Chimps and tools
Chapter 12 endnote 24, from How Emotions are Made: The Secret Life of the Brain by Lisa Feldman Barrett.
Some context is:
When you watch chimps engage in this transaction, it is tempting to infer that chimps understand the concept “Money.” But here, the token was just a tool for obtaining food, rather than a form of currency that’s exchangeable for goods in general. [...] Chimps are capable of constructing and using tools in complex ways.

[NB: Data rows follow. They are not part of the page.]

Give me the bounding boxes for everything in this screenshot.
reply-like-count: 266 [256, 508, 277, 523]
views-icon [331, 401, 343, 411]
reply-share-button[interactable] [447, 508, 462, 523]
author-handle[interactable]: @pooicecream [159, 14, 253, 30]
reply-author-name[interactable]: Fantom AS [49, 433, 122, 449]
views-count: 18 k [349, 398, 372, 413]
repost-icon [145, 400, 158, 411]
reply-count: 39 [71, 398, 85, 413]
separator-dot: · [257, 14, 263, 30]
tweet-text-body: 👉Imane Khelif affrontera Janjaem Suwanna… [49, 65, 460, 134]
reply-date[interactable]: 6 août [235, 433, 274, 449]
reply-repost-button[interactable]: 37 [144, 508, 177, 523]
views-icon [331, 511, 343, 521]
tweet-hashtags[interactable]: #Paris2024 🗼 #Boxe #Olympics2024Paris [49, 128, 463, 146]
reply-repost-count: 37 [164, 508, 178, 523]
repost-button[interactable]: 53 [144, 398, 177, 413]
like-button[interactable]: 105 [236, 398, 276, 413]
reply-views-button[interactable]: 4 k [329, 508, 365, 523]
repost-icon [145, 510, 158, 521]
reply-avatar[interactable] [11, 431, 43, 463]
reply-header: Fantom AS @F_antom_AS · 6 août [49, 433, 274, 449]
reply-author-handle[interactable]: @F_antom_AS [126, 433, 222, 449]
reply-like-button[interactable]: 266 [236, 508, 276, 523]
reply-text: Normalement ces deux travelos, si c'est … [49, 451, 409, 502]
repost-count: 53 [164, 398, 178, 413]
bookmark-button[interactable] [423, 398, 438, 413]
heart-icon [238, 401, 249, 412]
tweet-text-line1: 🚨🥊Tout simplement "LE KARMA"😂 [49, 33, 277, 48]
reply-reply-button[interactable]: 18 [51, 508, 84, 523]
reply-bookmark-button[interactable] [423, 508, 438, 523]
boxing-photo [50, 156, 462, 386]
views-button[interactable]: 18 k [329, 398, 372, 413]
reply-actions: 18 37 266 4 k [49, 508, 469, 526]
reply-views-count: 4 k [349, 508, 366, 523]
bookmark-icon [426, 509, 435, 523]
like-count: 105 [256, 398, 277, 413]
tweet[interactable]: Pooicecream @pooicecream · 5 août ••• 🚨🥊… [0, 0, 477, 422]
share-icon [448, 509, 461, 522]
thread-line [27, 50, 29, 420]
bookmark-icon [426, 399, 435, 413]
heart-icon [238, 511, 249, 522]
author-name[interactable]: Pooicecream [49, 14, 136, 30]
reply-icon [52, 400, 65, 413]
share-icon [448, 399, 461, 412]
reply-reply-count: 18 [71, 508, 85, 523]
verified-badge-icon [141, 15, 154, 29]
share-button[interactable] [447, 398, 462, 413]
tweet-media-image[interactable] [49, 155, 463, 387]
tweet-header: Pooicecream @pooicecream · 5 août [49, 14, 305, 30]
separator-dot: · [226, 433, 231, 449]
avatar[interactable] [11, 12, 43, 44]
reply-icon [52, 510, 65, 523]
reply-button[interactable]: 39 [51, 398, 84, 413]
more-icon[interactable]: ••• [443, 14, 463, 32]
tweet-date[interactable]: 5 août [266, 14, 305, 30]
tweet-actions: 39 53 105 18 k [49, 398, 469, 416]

By two years of age, chimps can use simple tools, such as a twig to fish termites out of their nest. By 3.5 years of age, they are able to combine two objects together to make a tool, such as using two stones to crack open a nut (one stone is the anvil and the other is the hammer). By 6.5 years of age, chimps can use a third stone to stabilize the anvil.[1] So chimps can obviously use tools.
But can they use tools that work, whose function comes not from their physical properties, but from collective intentionality (i.e., social reality)? For example, can they learn that tokens are a form of money? To be convinced that chimps understand tokens as money rather than as tools, we’d have to observe that they can create a mental concept, such as exchanging two tokens for a third token of larger value, or placing tokens in a box and waiting several days, saving up the tokens, to exchange them for food. Several experiments indicate that chimps do, in fact, save up tokens to trade for a desirable food item.[1] So they understand how to use tokens as tools. Monkeys, however, do not.[2]
Notes on the Notes
- ↑ 1.0 1.1 Sousa, Claudia and Tetsuro Matsuzawa. 2010. "Token use by Chimpanzees (Pan troglodytes): Choice, metatool, and cost." In T. Matsuzawa, M. Tomonaga, and M. Tanaka (Eds.), Cognitive Development in Chimpanzees (p. 411-438). New York: Springer.
- ↑ In a series of studies that received a lot of media attention, psychologist Laurie Santos showed that capuchin monkeys can learn to exchange tokens for food, and even learn to budget their tokens and gamble with their tokens... but they never learned to save.